L’article va bien évidemment se focaliser sur le fonctionnement des implants MEDEL, marque qui équipe notre fille. Bien que certains points soient spécifiques aux implants de la marque autrichienne, vous retrouverez des similitudes avec Cochlear, AB ou Oticon.


Il est fort probable que certaines erreurs ou imprécisions soient présentes sur cet article relativement technique (pour rappel nous ne sommes pas professionnels !). N’hésitez donc pas à nous corriger le cas échéant.


Commençons d’abord par la base, ce que tout le monde connait, pour planter le décor et ensuite se focaliser sur chacune des étapes :

 Source : MEDEL

Le son (A) est capté par le processeur (B), pour ensuite être traduit en signaux électriques, qui vont être transmis à la partie interne (l’implant) via l’antenne du processeur (C).
La partie interne, l’implant, va ensuite stimuler électriquement la cochlée (D) grâce à ses multiples électrodes (E).

Jusqu’à présent tout est simple, mais allons plus loin. Comment le processeur arrive à transformer ces sons environnant en signaux électriques transmis à la cochlée ? C’est là la grosse boite noire de l’implantation cochléaire. Une réelle combinaison entre la stratégie de codage du fabricant d’implant, que l’on présente ici, et les réglages personnalisés réalisés en centre d’implantation, que l’on aborde dans l’article Comprendre une MAP de réglage MEDEL.
Ces 2 articles sont donc complémentaires pour avoir la vue d’ensemble des systèmes d’implants cochléaires.

Voici la représentation schématique que nous vous proposons pour comprendre chacune des étapes permettant aux implants Medel de faire entendre les personnes :
 



1 - Qu’est-ce qu’un son ? :

Sans trop rentrer dans le détail, le son environnant est décrit par 3 caractéristiques :
-          Sa fréquence, en Hz, qui va définir si le son est aigu, médium ou grave
-          Son « intensité sonore », en dB, qui va dire si le son est fort ou faible

Ce que l’on entend à l’instant t, c’est en fait une multitude de fréquences, chacune a des intensités différentes, qui peuvent être représenté graphiquement comme cela :


Source : cochlea.org

La 3ème composante est le temps : d’un instant à l’autre, le son évolue.  Cela va nous donner l’enveloppe temporelle :

 

Source : cochlea.org

2 - Le microphone :

Les microphones des processeurs vont donc capter ces sons. Le microphone possède sa propre sensibilité. Il ne captera pas toutes les fréquences à toutes les intensités.
Il y a ainsi une première perte légère par rapport à une audition normale.
Chez Medel par exemple, les sons inférieurs à 25dB SPL (et non HL) ne seront pas captés, tandis que les sons dépassant les 100dB SPL  seront traités comme des sons à 100 dB (plafonnement du signal de sortie).

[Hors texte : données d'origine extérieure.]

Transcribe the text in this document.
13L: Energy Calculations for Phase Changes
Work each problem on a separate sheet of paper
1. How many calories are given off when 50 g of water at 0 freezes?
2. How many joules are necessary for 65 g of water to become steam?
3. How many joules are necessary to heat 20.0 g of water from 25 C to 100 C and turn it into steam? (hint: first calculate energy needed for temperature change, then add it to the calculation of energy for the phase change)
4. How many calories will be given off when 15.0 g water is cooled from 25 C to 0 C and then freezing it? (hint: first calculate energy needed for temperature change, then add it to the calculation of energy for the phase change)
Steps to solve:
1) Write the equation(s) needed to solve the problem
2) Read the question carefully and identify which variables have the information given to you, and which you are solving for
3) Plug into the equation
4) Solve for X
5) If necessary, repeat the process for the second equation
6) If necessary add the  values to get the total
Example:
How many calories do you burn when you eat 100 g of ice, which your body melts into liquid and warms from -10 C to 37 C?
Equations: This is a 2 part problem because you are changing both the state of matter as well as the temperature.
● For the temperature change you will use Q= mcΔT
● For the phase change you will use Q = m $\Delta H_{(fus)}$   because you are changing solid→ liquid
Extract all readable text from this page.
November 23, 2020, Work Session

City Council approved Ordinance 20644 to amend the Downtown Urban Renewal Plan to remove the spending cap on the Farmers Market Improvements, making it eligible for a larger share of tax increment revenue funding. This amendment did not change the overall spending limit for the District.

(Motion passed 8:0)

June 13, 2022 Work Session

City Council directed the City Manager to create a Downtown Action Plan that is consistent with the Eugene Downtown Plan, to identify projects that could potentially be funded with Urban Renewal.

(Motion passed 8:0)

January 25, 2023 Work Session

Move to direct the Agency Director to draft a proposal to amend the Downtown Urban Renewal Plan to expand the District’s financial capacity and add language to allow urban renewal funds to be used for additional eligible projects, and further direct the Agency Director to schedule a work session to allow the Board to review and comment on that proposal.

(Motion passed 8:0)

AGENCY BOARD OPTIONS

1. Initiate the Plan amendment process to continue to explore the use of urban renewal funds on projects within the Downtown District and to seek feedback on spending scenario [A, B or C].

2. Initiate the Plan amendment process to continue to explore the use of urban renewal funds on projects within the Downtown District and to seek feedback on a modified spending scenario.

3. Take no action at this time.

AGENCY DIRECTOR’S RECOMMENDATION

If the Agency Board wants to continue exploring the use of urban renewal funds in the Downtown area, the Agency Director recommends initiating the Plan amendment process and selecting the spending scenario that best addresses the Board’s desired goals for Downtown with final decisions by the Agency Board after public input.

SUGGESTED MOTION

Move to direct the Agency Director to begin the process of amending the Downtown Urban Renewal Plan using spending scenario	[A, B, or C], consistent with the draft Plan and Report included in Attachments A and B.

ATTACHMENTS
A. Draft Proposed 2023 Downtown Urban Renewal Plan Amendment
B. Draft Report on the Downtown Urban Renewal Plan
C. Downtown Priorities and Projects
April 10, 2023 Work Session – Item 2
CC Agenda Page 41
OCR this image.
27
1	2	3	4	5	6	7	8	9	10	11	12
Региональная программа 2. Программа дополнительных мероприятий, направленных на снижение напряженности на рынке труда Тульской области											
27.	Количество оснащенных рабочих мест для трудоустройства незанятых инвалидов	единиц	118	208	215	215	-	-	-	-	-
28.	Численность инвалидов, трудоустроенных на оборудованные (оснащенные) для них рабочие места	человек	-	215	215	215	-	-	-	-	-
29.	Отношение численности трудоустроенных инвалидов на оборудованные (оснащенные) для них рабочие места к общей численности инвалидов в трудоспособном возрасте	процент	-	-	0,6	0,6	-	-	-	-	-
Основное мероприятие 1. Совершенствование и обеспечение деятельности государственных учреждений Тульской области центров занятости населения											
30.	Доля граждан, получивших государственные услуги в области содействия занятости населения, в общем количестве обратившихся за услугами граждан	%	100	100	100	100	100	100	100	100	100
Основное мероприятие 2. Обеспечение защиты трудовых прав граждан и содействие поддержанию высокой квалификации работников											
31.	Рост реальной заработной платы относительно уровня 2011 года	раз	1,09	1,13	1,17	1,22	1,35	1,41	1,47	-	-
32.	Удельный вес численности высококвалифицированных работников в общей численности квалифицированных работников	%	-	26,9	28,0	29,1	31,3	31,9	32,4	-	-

3 –Automatic Gain Control (AGC) : Adaptative Sound Window


Source : MEDEL

C’est donc dans cette fenêtre de 25 à 100dB constituant l’Input Dynamic Range (IDR) que va osciller une seconde fenêtre adaptative de 55dB, où seront traités les sons correspondants.
Dans un environnement calme la fenêtre se placera entre 25 et 80dB, tandis que dans un environnement bruyant elle sera comprise entre 45 et 100dB.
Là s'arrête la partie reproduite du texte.